Pelzer et al. [10] and Ricci et al. [25] showed that determined microorganisms in the female genital tract negatively affected embryo transfer (ET) and pregnancy rates during ART, leading to early pregnancy loss or preterm birth, an increasing global problem. Their presence might be either pre-existing or acquired during IVF procedures, highlighting the importance of a more in-depth study about this correlation.

The co-culture of some of the bacterial species colonizing human follicular fluid in vivo may cause DNA fragmentation in mouse oocytes following 12 h of in vitro incubation, suggesting that it is one of the mechanisms affecting oocytes and/or embryos quality, leading to poor IVF outcomes [10]. Another hypothesis is that the presence of high concentrations of endotoxins (components of gram negative Bacteria) induces a reaction of Th1 inflammatory cells. Th1 cells may predispose a hostile endometrial environment [13].

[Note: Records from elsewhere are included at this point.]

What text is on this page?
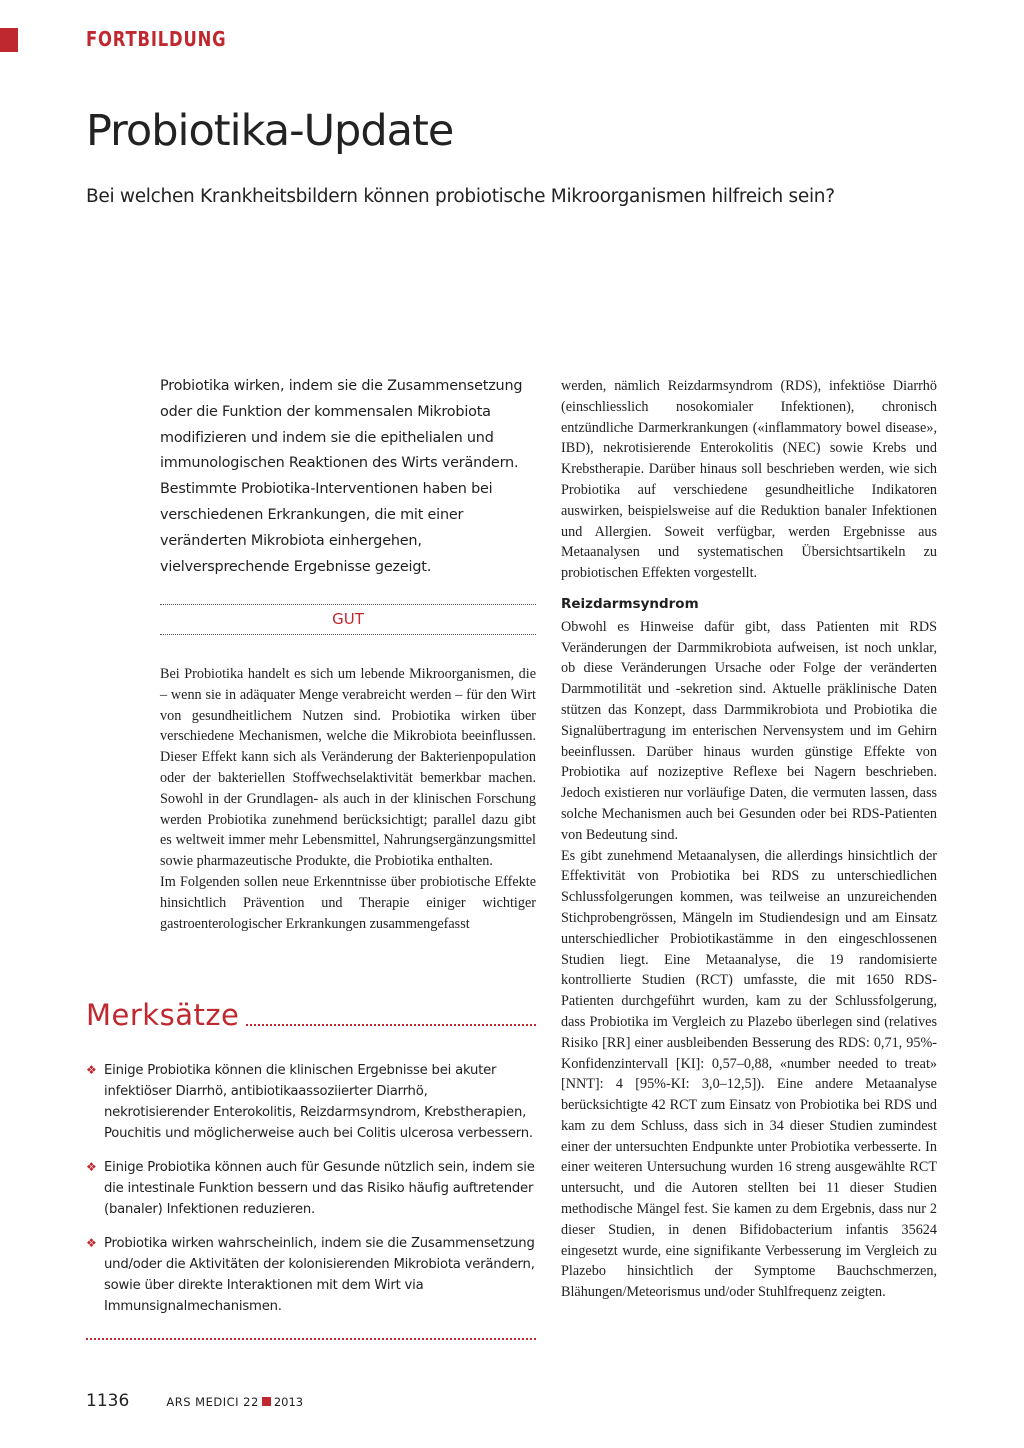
FORTBILDUNG
Probiotika-Update
Bei welchen Krankheitsbildern können probiotische Mikroorganismen hilfreich sein?
Probiotika wirken, indem sie die Zusammensetzung oder die Funktion der kommensalen Mikrobiota modifizieren und indem sie die epithelialen und immunologischen Reaktionen des Wirts verändern. Bestimmte Probiotika-Interventionen haben bei verschiedenen Erkrankungen, die mit einer veränderten Mikrobiota einhergehen, vielversprechende Ergebnisse gezeigt.
GUT

Bei Probiotika handelt es sich um lebende Mikroorganismen, die – wenn sie in adäquater Menge verabreicht werden – für den Wirt von gesundheitlichem Nutzen sind. Probiotika wirken über verschiedene Mechanismen, welche die Mikrobiota beeinflussen. Dieser Effekt kann sich als Veränderung der Bakterienpopulation oder der bakteriellen Stoffwechselaktivität bemerkbar machen. Sowohl in der Grundlagen- als auch in der klinischen Forschung werden Probiotika zunehmend berücksichtigt; parallel dazu gibt es weltweit immer mehr Lebensmittel, Nahrungsergänzungsmittel sowie pharmazeutische Produkte, die Probiotika enthalten.

Im Folgenden sollen neue Erkenntnisse über probiotische Effekte hinsichtlich Prävention und Therapie einiger wichtiger gastroenterologischer Erkrankungen zusammengefasst

Merksätze
❖ Einige Probiotika können die klinischen Ergebnisse bei akuter infektiöser Diarrhö, antibiotikaassoziierter Diarrhö, nekrotisierender Enterokolitis, Reizdarmsyndrom, Krebstherapien, Pouchitis und möglicherweise auch bei Colitis ulcerosa verbessern.
❖ Einige Probiotika können auch für Gesunde nützlich sein, indem sie die intestinale Funktion bessern und das Risiko häufig auftretender (banaler) Infektionen reduzieren.
❖ Probiotika wirken wahrscheinlich, indem sie die Zusammensetzung und/oder die Aktivitäten der kolonisierenden Mikrobiota verändern, sowie über direkte Interaktionen mit dem Wirt via Immunsignalmechanismen.

werden, nämlich Reizdarmsyndrom (RDS), infektiöse Diarrhö (einschliesslich nosokomialer Infektionen), chronisch entzündliche Darmerkrankungen («inflammatory bowel disease», IBD), nekrotisierende Enterokolitis (NEC) sowie Krebs und Krebstherapie. Darüber hinaus soll beschrieben werden, wie sich Probiotika auf verschiedene gesundheitliche Indikatoren auswirken, beispielsweise auf die Reduktion banaler Infektionen und Allergien. Soweit verfügbar, werden Ergebnisse aus Metaanalysen und systematischen Übersichtsartikeln zu probiotischen Effekten vorgestellt.

Reizdarmsyndrom

Obwohl es Hinweise dafür gibt, dass Patienten mit RDS Veränderungen der Darmmikrobiota aufweisen, ist noch unklar, ob diese Veränderungen Ursache oder Folge der veränderten Darmmotilität und -sekretion sind. Aktuelle präklinische Daten stützen das Konzept, dass Darmmikrobiota und Probiotika die Signalübertragung im enterischen Nervensystem und im Gehirn beeinflussen. Darüber hinaus wurden günstige Effekte von Probiotika auf nozizeptive Reflexe bei Nagern beschrieben. Jedoch existieren nur vorläufige Daten, die vermuten lassen, dass solche Mechanismen auch bei Gesunden oder bei RDS-Patienten von Bedeutung sind.

Es gibt zunehmend Metaanalysen, die allerdings hinsichtlich der Effektivität von Probiotika bei RDS zu unterschiedlichen Schlussfolgerungen kommen, was teilweise an unzureichenden Stichprobengrössen, Mängeln im Studiendesign und am Einsatz unterschiedlicher Probiotikastämme in den eingeschlossenen Studien liegt. Eine Metaanalyse, die 19 randomisierte kontrollierte Studien (RCT) umfasste, die mit 1650 RDS-Patienten durchgeführt wurden, kam zu der Schlussfolgerung, dass Probiotika im Vergleich zu Plazebo überlegen sind (relatives Risiko [RR] einer ausbleibenden Besserung des RDS: 0,71, 95%-Konfidenzintervall [KI]: 0,57–0,88, «number needed to treat» [NNT]: 4 [95%-KI: 3,0–12,5]). Eine andere Metaanalyse berücksichtigte 42 RCT zum Einsatz von Probiotika bei RDS und kam zu dem Schluss, dass sich in 34 dieser Studien zumindest einer der untersuchten Endpunkte unter Probiotika verbesserte. In einer weiteren Untersuchung wurden 16 streng ausgewählte RCT untersucht, und die Autoren stellten bei 11 dieser Studien methodische Mängel fest. Sie kamen zu dem Ergebnis, dass nur 2 dieser Studien, in denen Bifidobacterium infantis 35624 eingesetzt wurde, eine signifikante Verbesserung im Vergleich zu Plazebo hinsichtlich der Symptome Bauchschmerzen, Blähungen/Meteorismus und/oder Stuhlfrequenz zeigten.

1136	ARS MEDICI 22 2013
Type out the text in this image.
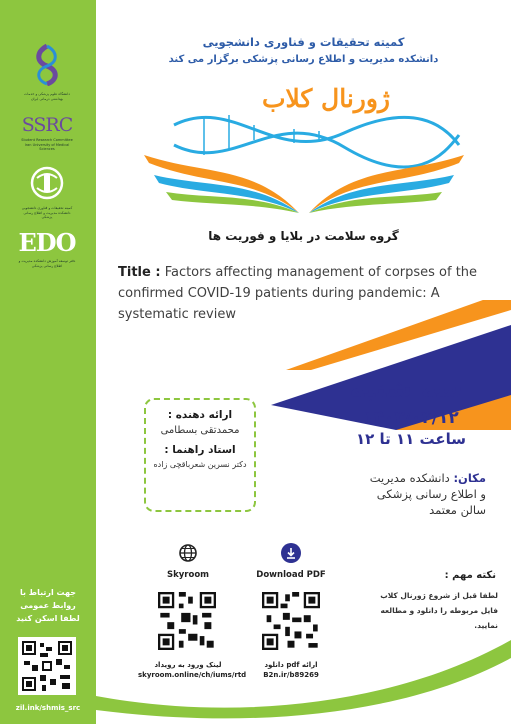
دانشگاه علوم پزشکی و خدمات بهداشتی درمانی ایران
SSRC
Student Research Committee Iran University of Medical Sciences
کمیته تحقیقات و فناوری دانشجویی دانشکده مدیریت و اطلاع رسانی پزشکی
EDO
دفتر توسعه آموزش دانشکده مدیریت و اطلاع رسانی پزشکی
جهت ارتباط با
روابط عمومی
لطفا اسکن کنید
zil.ink/shmis_src
کمیته تحقیقات و فناوری دانشجویی
دانشکده مدیریت و اطلاع رسانی پزشکی برگزار می کند
ژورنال کلاب
گروه سلامت در بلایا و فوریت ها
Title : Factors affecting management of corpses of the confirmed COVID-19 patients during pandemic: A systematic review
سه شنبه
۱۴۰۳/۰۴/۱۲
ساعت ۱۱ تا ۱۲
ارائه دهنده :
محمدتقی بسطامی
استاد راهنما :
دکتر نسرین شعرباقچی زاده
مکان: دانشکده مدیریت
و اطلاع رسانی پزشکی
سالن معتمد
Skyroom	Download PDF
لینک ورود به رویداد
skyroom.online/ch/iums/rtd
دانلود pdf ارائه
B2n.ir/b89269
نکته مهم :
لطفا قبل از شروع ژورنال کلاب
فایل مربوطه را دانلود و مطالعه
نمایید.
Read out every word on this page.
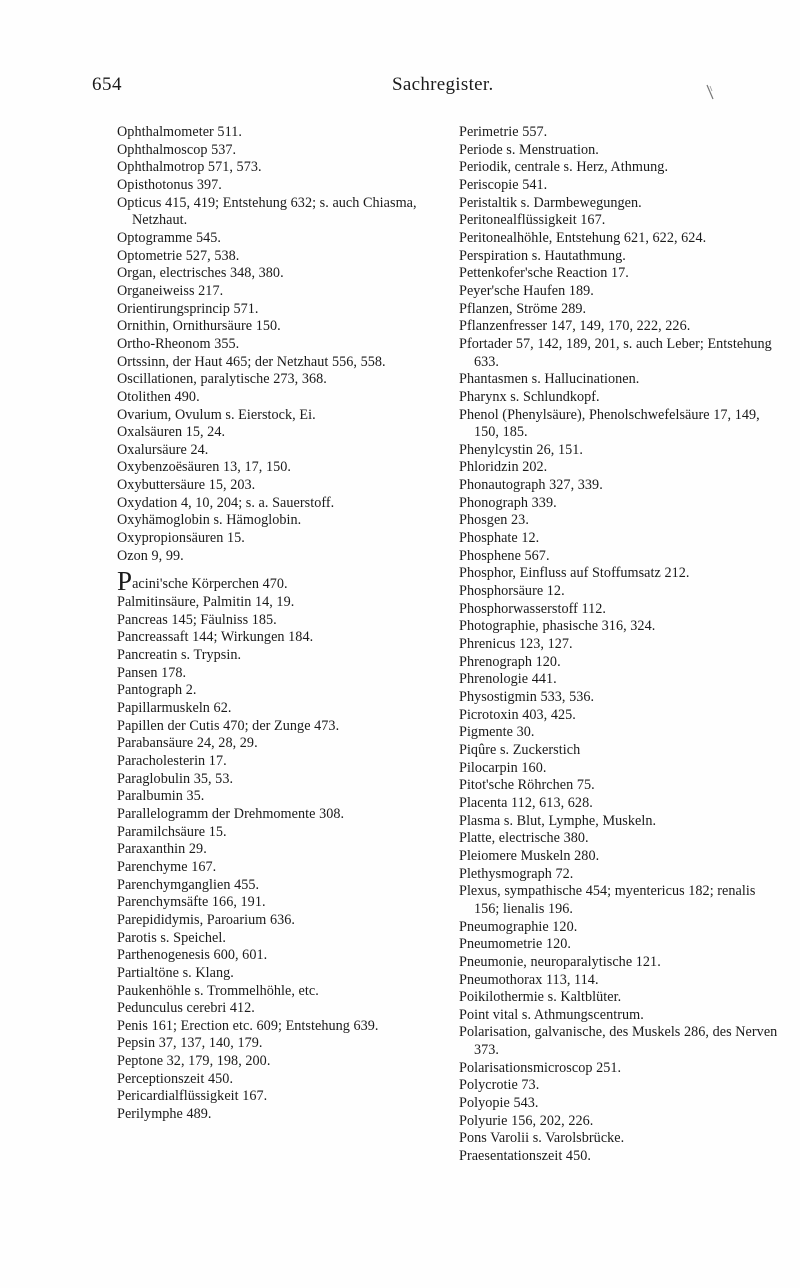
654	Sachregister.
Ophthalmometer 511.
Ophthalmoscop 537.
Ophthalmotrop 571, 573.
Opisthotonus 397.
Opticus 415, 419; Entstehung 632; s. auch Chiasma, Netzhaut.
Optogramme 545.
Optometrie 527, 538.
Organ, electrisches 348, 380.
Organeiweiss 217.
Orientirungsprincip 571.
Ornithin, Ornithursäure 150.
Ortho-Rheonom 355.
Ortssinn, der Haut 465; der Netzhaut 556, 558.
Oscillationen, paralytische 273, 368.
Otolithen 490.
Ovarium, Ovulum s. Eierstock, Ei.
Oxalsäuren 15, 24.
Oxalursäure 24.
Oxybenzoësäuren 13, 17, 150.
Oxybuttersäure 15, 203.
Oxydation 4, 10, 204; s. a. Sauerstoff.
Oxyhämoglobin s. Hämoglobin.
Oxypropionsäuren 15.
Ozon 9, 99.
Pacini'sche Körperchen 470.
Palmitinsäure, Palmitin 14, 19.
Pancreas 145; Fäulniss 185.
Pancreassaft 144; Wirkungen 184.
Pancreatin s. Trypsin.
Pansen 178.
Pantograph 2.
Papillarmuskeln 62.
Papillen der Cutis 470; der Zunge 473.
Parabansäure 24, 28, 29.
Paracholesterin 17.
Paraglobulin 35, 53.
Paralbumin 35.
Parallelogramm der Drehmomente 308.
Paramilchsäure 15.
Paraxanthin 29.
Parenchyme 167.
Parenchymganglien 455.
Parenchymsäfte 166, 191.
Parepididymis, Paroarium 636.
Parotis s. Speichel.
Parthenogenesis 600, 601.
Partialtöne s. Klang.
Paukenhöhle s. Trommelhöhle, etc.
Pedunculus cerebri 412.
Penis 161; Erection etc. 609; Entstehung 639.
Pepsin 37, 137, 140, 179.
Peptone 32, 179, 198, 200.
Perceptionszeit 450.
Pericardialflüssigkeit 167.
Perilymphe 489.
Perimetrie 557.
Periode s. Menstruation.
Periodik, centrale s. Herz, Athmung.
Periscopie 541.
Peristaltik s. Darmbewegungen.
Peritonealflüssigkeit 167.
Peritonealhöhle, Entstehung 621, 622, 624.
Perspiration s. Hautathmung.
Pettenkofer'sche Reaction 17.
Peyer'sche Haufen 189.
Pflanzen, Ströme 289.
Pflanzenfresser 147, 149, 170, 222, 226.
Pfortader 57, 142, 189, 201, s. auch Leber; Entstehung 633.
Phantasmen s. Hallucinationen.
Pharynx s. Schlundkopf.
Phenol (Phenylsäure), Phenolschwefelsäure 17, 149, 150, 185.
Phenylcystin 26, 151.
Phloridzin 202.
Phonautograph 327, 339.
Phonograph 339.
Phosgen 23.
Phosphate 12.
Phosphene 567.
Phosphor, Einfluss auf Stoffumsatz 212.
Phosphorsäure 12.
Phosphorwasserstoff 112.
Photographie, phasische 316, 324.
Phrenicus 123, 127.
Phrenograph 120.
Phrenologie 441.
Physostigmin 533, 536.
Picrotoxin 403, 425.
Pigmente 30.
Piqûre s. Zuckerstich
Pilocarpin 160.
Pitot'sche Röhrchen 75.
Placenta 112, 613, 628.
Plasma s. Blut, Lymphe, Muskeln.
Platte, electrische 380.
Pleiomere Muskeln 280.
Plethysmograph 72.
Plexus, sympathische 454; myentericus 182; renalis 156; lienalis 196.
Pneumographie 120.
Pneumometrie 120.
Pneumonie, neuroparalytische 121.
Pneumothorax 113, 114.
Poikilothermie s. Kaltblüter.
Point vital s. Athmungscentrum.
Polarisation, galvanische, des Muskels 286, des Nerven 373.
Polarisationsmicroscop 251.
Polycrotie 73.
Polyopie 543.
Polyurie 156, 202, 226.
Pons Varolii s. Varolsbrücke.
Praesentationszeit 450.
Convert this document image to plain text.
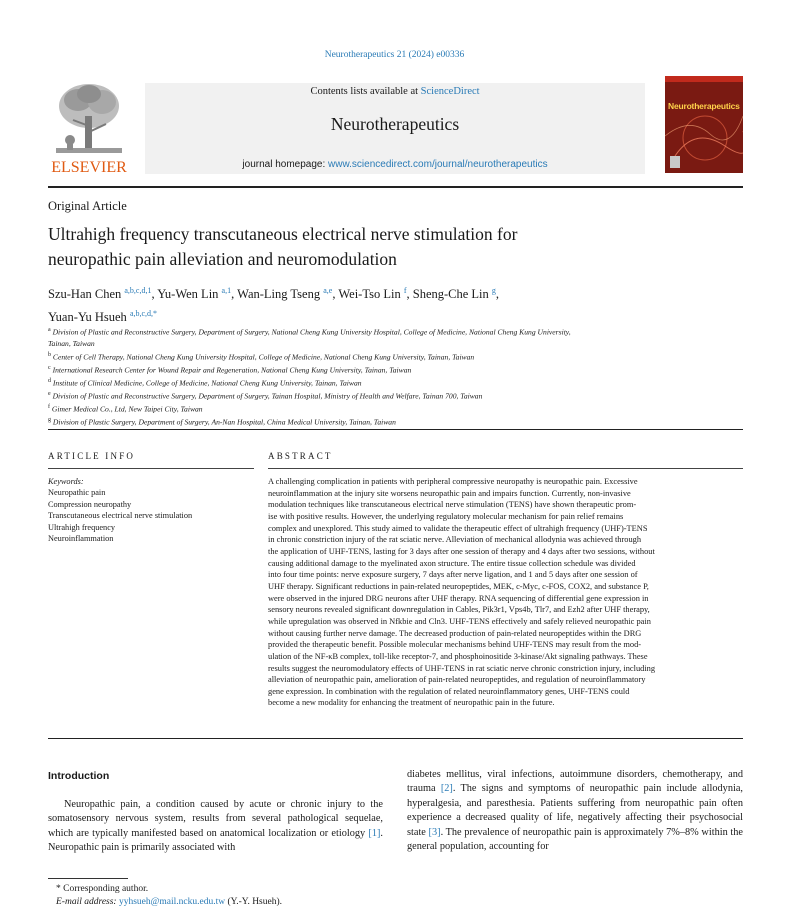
Neurotherapeutics 21 (2024) e00336
ELSEVIER
Contents lists available at ScienceDirect
Neurotherapeutics
journal homepage: www.sciencedirect.com/journal/neurotherapeutics
Neurotherapeutics
Original Article
Ultrahigh frequency transcutaneous electrical nerve stimulation for
neuropathic pain alleviation and neuromodulation
Szu-Han Chen $^{a,b,c,d,1}$, Yu-Wen Lin $^{a,1}$, Wan-Ling Tseng $^{a,e}$, Wei-Tso Lin $^f$, Sheng-Che Lin $^g$,
Yuan-Yu Hsueh $^{a,b,c,d,*}$
$^a$ Division of Plastic and Reconstructive Surgery, Department of Surgery, National Cheng Kung University Hospital, College of Medicine, National Cheng Kung University,
Tainan, Taiwan
$^b$ Center of Cell Therapy, National Cheng Kung University Hospital, College of Medicine, National Cheng Kung University, Tainan, Taiwan
$^c$ International Research Center for Wound Repair and Regeneration, National Cheng Kung University, Tainan, Taiwan
$^d$ Institute of Clinical Medicine, College of Medicine, National Cheng Kung University, Tainan, Taiwan
$^e$ Division of Plastic and Reconstructive Surgery, Department of Surgery, Tainan Hospital, Ministry of Health and Welfare, Tainan 700, Taiwan
$^f$ Gimer Medical Co., Ltd, New Taipei City, Taiwan
$^g$ Division of Plastic Surgery, Department of Surgery, An-Nan Hospital, China Medical University, Tainan, Taiwan
ARTICLE INFO	ABSTRACT
Keywords:
Neuropathic pain
Compression neuropathy
Transcutaneous electrical nerve stimulation
Ultrahigh frequency
Neuroinflammation
A challenging complication in patients with peripheral compressive neuropathy is neuropathic pain. Excessive
neuroinflammation at the injury site worsens neuropathic pain and impairs function. Currently, non-invasive
modulation techniques like transcutaneous electrical nerve stimulation (TENS) have shown therapeutic prom-
ise with positive results. However, the underlying regulatory molecular mechanism for pain relief remains
complex and unexplored. This study aimed to validate the therapeutic effect of ultrahigh frequency (UHF)-TENS
in chronic constriction injury of the rat sciatic nerve. Alleviation of mechanical allodynia was achieved through
the application of UHF-TENS, lasting for 3 days after one session of therapy and 4 days after two sessions, without
causing additional damage to the myelinated axon structure. The entire tissue collection schedule was divided
into four time points: nerve exposure surgery, 7 days after nerve ligation, and 1 and 5 days after one session of
UHF therapy. Significant reductions in pain-related neuropeptides, MEK, c-Myc, c-FOS, COX2, and substance P,
were observed in the injured DRG neurons after UHF therapy. RNA sequencing of differential gene expression in
sensory neurons revealed significant downregulation in Cables, Pik3r1, Vps4b, Tlr7, and Ezh2 after UHF therapy,
while upregulation was observed in Nfkbie and Cln3. UHF-TENS effectively and safely relieved neuropathic pain
without causing further nerve damage. The decreased production of pain-related neuropeptides within the DRG
provided the therapeutic benefit. Possible molecular mechanisms behind UHF-TENS may result from the mod-
ulation of the NF-κB complex, toll-like receptor-7, and phosphoinositide 3-kinase/Akt signaling pathways. These
results suggest the neuromodulatory effects of UHF-TENS in rat sciatic nerve chronic constriction injury, including
alleviation of neuropathic pain, amelioration of pain-related neuropeptides, and regulation of neuroinflammatory
gene expression. In combination with the regulation of related neuroinflammatory genes, UHF-TENS could
become a new modality for enhancing the treatment of neuropathic pain in the future.
Introduction
Neuropathic pain, a condition caused by acute or chronic injury to the somatosensory nervous system, results from several pathological sequelae, which are typically manifested based on anatomical localization or etiology [1]. Neuropathic pain is primarily associated with
diabetes mellitus, viral infections, autoimmune disorders, chemotherapy, and trauma [2]. The signs and symptoms of neuropathic pain include allodynia, hyperalgesia, and paresthesia. Patients suffering from neuropathic pain often experience a decreased quality of life, negatively affecting their psychosocial state [3]. The prevalence of neuropathic pain is approximately 7%–8% within the general population, accounting for
* Corresponding author.
E-mail address: yyhsueh@mail.ncku.edu.tw (Y.-Y. Hsueh).
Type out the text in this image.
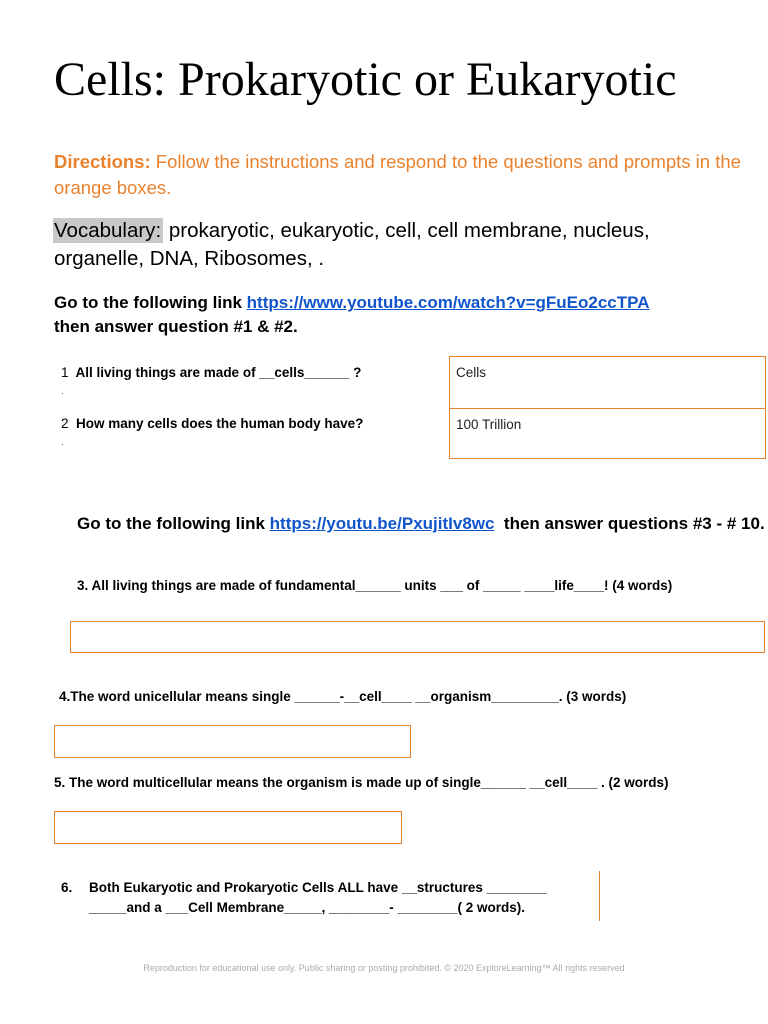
Cells: Prokaryotic or Eukaryotic
Directions: Follow the instructions and respond to the questions and prompts in the orange boxes.
Vocabulary: prokaryotic, eukaryotic, cell, cell membrane, nucleus, organelle, DNA, Ribosomes, .
Go to the following link https://www.youtube.com/watch?v=gFuEo2ccTPA
then answer question #1 & #2.
1 All living things are made of __cells______ ?
.
Cells
2 How many cells does the human body have?
.
100 Trillion
Go to the following link https://youtu.be/PxujitIv8wc  then answer questions #3 - # 10.
3. All living things are made of fundamental______ units ___ of _____ ____life____! (4 words)
4.The word unicellular means single ______-__cell____ __organism_________. (3 words)
5. The word multicellular means the organism is made up of single______ __cell____ . (2 words)
6. Both Eukaryotic and Prokaryotic Cells ALL have __structures ________
_____and a ___Cell Membrane_____, ________- ________( 2 words).
Reproduction for educational use only. Public sharing or posting prohibited. © 2020 ExploreLearning™ All rights reserved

As studies advance, it is becoming clear that the many bacterial species in the vagina greatly influence reproductive health and pregnancy outcomes [26]. Although the composition of each woman’s microbiome is unique and highly variable, a current hypothesis suggests that it can be altered by exogenous factors, such as controlled ovarian hyperstimulation required for IVF, with direct impact on reproductive health outcomes [13, 26]. Much research is still needed, however, to assess the impact of external factors and how they could be controlled [26]. Taken together, recent studies confirm the importance of investigating the female microbiota prior to an IVF cycle looking for microorganisms associated with poor outcomes using cultures, as well as using more advanced technology to characterize the complete microbiome associated with the best pregnancy outcomes [14].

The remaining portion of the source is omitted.